# green blanket version 2



## leomessi (Feb 25, 2010)

this is for the new apartment i'll be moving into in may.


----------



## UnderTheSea (Jun 2, 2008)

Wow, simple looking but very attractive. Nice Tank


----------



## igor.kanshyn (Jan 14, 2010)

This is amazing! No jokes, it's perfect.

Reddish gravel and your healthy Hemianthus Callitrichoides look great together!


----------



## Darkblade48 (Jan 28, 2008)

igor.kanshyn said:


> Reddish gravel and your healthy Hemianthus Callitrichoides look great together!


Is it not Glosso?


----------



## Windowlicka (Mar 5, 2008)

I'm personally not much of a planted kinda guy, but I REALLY like the look of that tank. Very simple. Very elegant.
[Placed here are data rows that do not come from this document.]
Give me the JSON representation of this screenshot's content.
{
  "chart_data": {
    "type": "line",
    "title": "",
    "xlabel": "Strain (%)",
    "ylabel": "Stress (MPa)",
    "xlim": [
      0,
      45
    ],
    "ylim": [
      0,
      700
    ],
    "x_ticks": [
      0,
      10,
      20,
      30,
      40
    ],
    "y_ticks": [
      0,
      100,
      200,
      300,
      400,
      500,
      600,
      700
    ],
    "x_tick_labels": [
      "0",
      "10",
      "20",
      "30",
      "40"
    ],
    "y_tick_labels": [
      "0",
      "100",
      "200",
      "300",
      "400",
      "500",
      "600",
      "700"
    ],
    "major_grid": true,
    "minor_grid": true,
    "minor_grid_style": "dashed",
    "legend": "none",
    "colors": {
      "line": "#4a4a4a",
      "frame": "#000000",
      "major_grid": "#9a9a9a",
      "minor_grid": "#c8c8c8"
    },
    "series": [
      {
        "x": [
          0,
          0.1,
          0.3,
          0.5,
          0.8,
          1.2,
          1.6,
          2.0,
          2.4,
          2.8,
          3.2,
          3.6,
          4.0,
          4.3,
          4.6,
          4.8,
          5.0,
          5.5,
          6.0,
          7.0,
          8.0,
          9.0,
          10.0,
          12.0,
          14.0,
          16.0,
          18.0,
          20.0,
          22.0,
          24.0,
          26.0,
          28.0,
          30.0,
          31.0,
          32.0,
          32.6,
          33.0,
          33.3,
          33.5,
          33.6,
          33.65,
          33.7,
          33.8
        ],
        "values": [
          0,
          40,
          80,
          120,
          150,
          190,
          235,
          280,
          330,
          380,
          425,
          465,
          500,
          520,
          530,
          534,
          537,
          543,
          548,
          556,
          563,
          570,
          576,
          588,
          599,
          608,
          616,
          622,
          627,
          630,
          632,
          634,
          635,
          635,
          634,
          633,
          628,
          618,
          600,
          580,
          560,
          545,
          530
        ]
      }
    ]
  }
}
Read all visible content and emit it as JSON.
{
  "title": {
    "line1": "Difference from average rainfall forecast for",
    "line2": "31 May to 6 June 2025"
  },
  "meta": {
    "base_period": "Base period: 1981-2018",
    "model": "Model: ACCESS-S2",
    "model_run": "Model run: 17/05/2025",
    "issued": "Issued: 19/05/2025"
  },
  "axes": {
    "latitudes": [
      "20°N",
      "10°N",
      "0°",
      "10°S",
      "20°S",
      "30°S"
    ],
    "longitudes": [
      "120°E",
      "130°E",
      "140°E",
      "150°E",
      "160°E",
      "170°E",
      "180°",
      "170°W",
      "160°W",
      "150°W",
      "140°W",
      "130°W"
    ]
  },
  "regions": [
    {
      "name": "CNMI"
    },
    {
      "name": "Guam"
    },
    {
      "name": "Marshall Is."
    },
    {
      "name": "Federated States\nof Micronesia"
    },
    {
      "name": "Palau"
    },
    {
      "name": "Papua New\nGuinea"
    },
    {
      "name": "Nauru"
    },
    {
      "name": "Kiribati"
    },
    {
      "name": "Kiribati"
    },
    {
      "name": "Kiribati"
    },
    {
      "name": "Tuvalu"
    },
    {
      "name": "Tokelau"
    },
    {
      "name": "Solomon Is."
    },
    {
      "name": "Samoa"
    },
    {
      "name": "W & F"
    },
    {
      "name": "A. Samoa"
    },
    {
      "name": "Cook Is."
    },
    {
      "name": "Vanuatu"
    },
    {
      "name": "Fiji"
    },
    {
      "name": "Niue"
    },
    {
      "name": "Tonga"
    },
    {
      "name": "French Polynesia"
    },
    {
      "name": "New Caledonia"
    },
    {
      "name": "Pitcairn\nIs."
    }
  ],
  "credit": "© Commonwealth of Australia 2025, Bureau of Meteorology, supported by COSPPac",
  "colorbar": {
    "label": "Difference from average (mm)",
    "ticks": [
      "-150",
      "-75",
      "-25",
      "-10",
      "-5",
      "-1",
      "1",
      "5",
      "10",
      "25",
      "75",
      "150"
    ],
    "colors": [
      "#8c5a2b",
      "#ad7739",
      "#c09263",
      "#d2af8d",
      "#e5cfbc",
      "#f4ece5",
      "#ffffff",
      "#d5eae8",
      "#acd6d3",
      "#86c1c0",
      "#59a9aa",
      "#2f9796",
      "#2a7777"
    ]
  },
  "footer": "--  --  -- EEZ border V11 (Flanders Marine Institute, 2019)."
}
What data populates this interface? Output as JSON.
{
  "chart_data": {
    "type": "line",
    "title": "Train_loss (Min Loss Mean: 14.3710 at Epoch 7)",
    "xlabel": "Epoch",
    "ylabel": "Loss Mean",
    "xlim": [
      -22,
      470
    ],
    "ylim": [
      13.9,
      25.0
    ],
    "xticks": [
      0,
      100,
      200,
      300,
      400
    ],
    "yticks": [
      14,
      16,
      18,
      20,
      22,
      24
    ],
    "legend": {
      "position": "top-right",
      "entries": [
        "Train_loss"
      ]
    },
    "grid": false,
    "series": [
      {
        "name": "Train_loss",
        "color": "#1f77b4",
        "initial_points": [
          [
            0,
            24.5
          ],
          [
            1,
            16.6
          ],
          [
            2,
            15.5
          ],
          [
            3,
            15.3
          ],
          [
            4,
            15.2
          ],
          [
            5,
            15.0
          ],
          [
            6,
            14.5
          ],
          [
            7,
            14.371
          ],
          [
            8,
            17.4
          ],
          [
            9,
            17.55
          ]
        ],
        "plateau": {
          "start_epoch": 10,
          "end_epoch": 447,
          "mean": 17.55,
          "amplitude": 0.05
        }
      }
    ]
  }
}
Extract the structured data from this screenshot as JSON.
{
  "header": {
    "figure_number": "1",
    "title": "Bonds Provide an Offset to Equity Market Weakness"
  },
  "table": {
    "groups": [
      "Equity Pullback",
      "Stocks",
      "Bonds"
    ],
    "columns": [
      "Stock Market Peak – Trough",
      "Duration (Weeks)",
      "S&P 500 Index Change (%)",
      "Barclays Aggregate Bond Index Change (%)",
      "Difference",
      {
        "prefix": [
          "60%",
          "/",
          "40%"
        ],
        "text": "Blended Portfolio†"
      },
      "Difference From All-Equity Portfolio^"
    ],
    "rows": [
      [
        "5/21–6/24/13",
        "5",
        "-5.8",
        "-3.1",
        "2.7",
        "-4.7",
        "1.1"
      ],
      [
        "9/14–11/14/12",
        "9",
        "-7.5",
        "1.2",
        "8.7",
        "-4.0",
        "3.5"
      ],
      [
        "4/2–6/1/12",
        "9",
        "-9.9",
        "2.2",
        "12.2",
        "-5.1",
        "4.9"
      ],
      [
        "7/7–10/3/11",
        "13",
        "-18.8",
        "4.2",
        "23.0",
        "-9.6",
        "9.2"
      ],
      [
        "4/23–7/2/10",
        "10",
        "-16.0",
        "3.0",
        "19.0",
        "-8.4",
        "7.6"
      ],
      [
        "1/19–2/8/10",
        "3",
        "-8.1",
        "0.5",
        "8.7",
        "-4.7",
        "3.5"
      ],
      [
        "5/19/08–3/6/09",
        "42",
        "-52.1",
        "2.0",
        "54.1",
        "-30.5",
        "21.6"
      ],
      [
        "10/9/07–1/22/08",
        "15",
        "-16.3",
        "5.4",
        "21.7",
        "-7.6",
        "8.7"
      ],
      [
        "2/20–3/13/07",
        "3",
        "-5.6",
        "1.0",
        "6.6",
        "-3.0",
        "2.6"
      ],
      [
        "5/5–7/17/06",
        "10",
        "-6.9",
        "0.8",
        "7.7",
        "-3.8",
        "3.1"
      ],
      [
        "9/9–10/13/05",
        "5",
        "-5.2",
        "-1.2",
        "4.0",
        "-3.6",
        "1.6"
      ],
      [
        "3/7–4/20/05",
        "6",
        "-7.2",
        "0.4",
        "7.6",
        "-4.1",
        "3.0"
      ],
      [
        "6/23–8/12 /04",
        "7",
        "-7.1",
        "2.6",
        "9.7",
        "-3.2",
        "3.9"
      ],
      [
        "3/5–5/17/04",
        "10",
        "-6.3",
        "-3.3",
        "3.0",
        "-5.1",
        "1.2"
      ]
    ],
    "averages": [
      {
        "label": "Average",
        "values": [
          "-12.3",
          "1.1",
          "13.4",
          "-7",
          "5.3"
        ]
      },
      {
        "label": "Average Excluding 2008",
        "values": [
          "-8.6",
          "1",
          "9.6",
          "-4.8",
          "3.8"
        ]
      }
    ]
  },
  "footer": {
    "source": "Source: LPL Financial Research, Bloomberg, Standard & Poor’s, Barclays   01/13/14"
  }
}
Very nice.


----------



## leomessi (Feb 25, 2010)

hey guys. thanks so much for your kind comments. foreground is not hemianthus callitrichoides._ it is_ glossostigma, although i am currently growing hc in a pot outside emersed and will add it in once it's nice and thick.

the glossos really grows in fast, so i recommend it to anyone who wants a fast-growing foreground plant. the pencils also love it and i catch them eating some of the blue algae that sometimes grow on them.


----------